Es war jetzt heiß, so heiß, dass Gesicht, Arme und Hände zu glühen schienen. Sie kämpfte sich so weit vor, wie es gerade noch möglich war, ohne sich zu verletzen, hielt ihren Stock in den Brandherd, bis er auflodernd Feuer fing. Sie hieb mit aller Kraft in die Flammen, dass ein Schauer glühender Funken auf die Erde niederging, und die Wölfe aufheulend zurückwichen und auseinanderstoben.
Und da flog auch schon Lex auf sie und das verhasste Feuer zu. Mit sicherem Instinkt musste er die winzige Chance erkannt haben, die sich ihnen bot.
Sie sah ihn kommen – und sprang.
Mit einem schrillen Schrei landete sie auf seinem Rücken, er strauchelte kurz, dann jagten sie davon.
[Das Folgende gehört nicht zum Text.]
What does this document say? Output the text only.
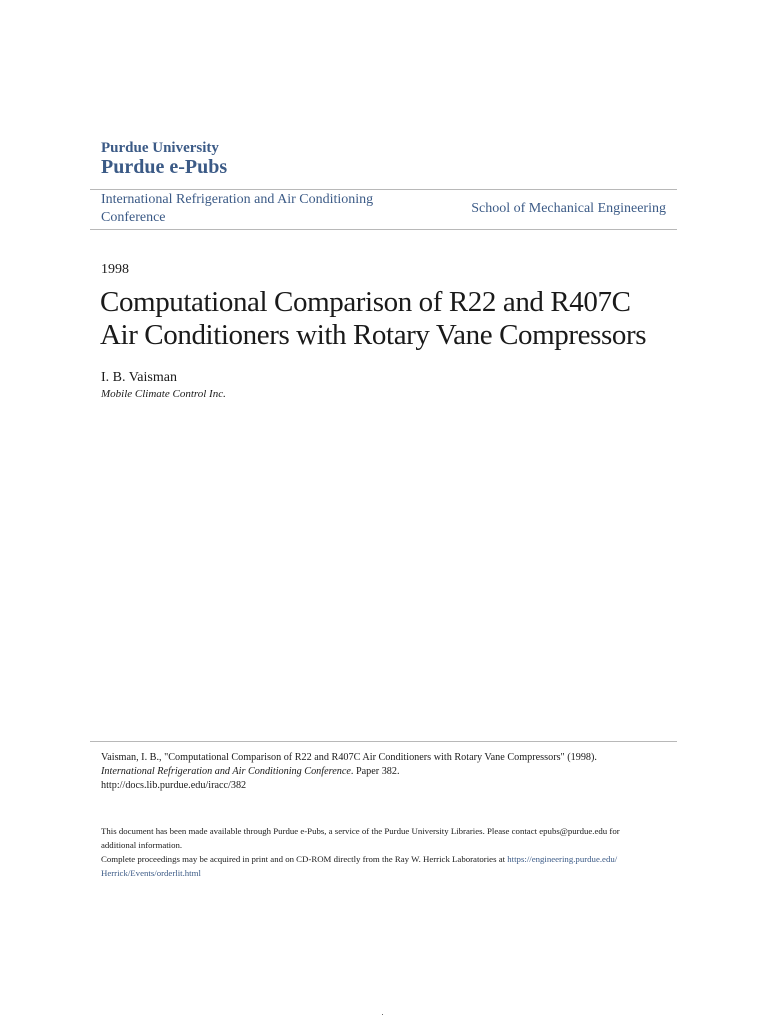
Purdue University
Purdue e-Pubs
International Refrigeration and Air Conditioning
Conference
School of Mechanical Engineering
1998
Computational Comparison of R22 and R407C
Air Conditioners with Rotary Vane Compressors
I. B. Vaisman
Mobile Climate Control Inc.
Vaisman, I. B., "Computational Comparison of R22 and R407C Air Conditioners with Rotary Vane Compressors" (1998).
International Refrigeration and Air Conditioning Conference. Paper 382.
http://docs.lib.purdue.edu/iracc/382
This document has been made available through Purdue e-Pubs, a service of the Purdue University Libraries. Please contact epubs@purdue.edu for
additional information.
Complete proceedings may be acquired in print and on CD-ROM directly from the Ray W. Herrick Laboratories at https://engineering.purdue.edu/
Herrick/Events/orderlit.html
Fiona beugte den Kopf tief über seinen Nacken, krallte sich mit der Linken in sein Fell und hielt mit der Rechten den lodernden Stock wie eine Siegestrophäe über sich. Feuerfunken wirbelten auf und regneten auf die staubtrockenen Grasbüschel und das dürre Buschwerk. Als sie den fast heruntergebrannten Stock über den steintrockenen ausgemergelten Talboden schleifen ließ, brannte es neben und hinter ihnen wie Zunder.
»Weiter …«, keuchte sie, »… weiter, Lex, schneller …«
Sie hörte seinen vor Anstrengung rasselnden Atem, spürte, wie auch ihn langsam aber sicher die Kräfte verließen. Wie lange würde er noch durchhalten können? Und wo um Himmels willen war Serafin?
*
Zügellos breiteten sich die Flammen aus.
Die Wölfe rannten wie Gehetzte umher, manche panisch flüchtend vor dem Feuer, andere immer noch angetrieben von unstillbarer Jagdlust.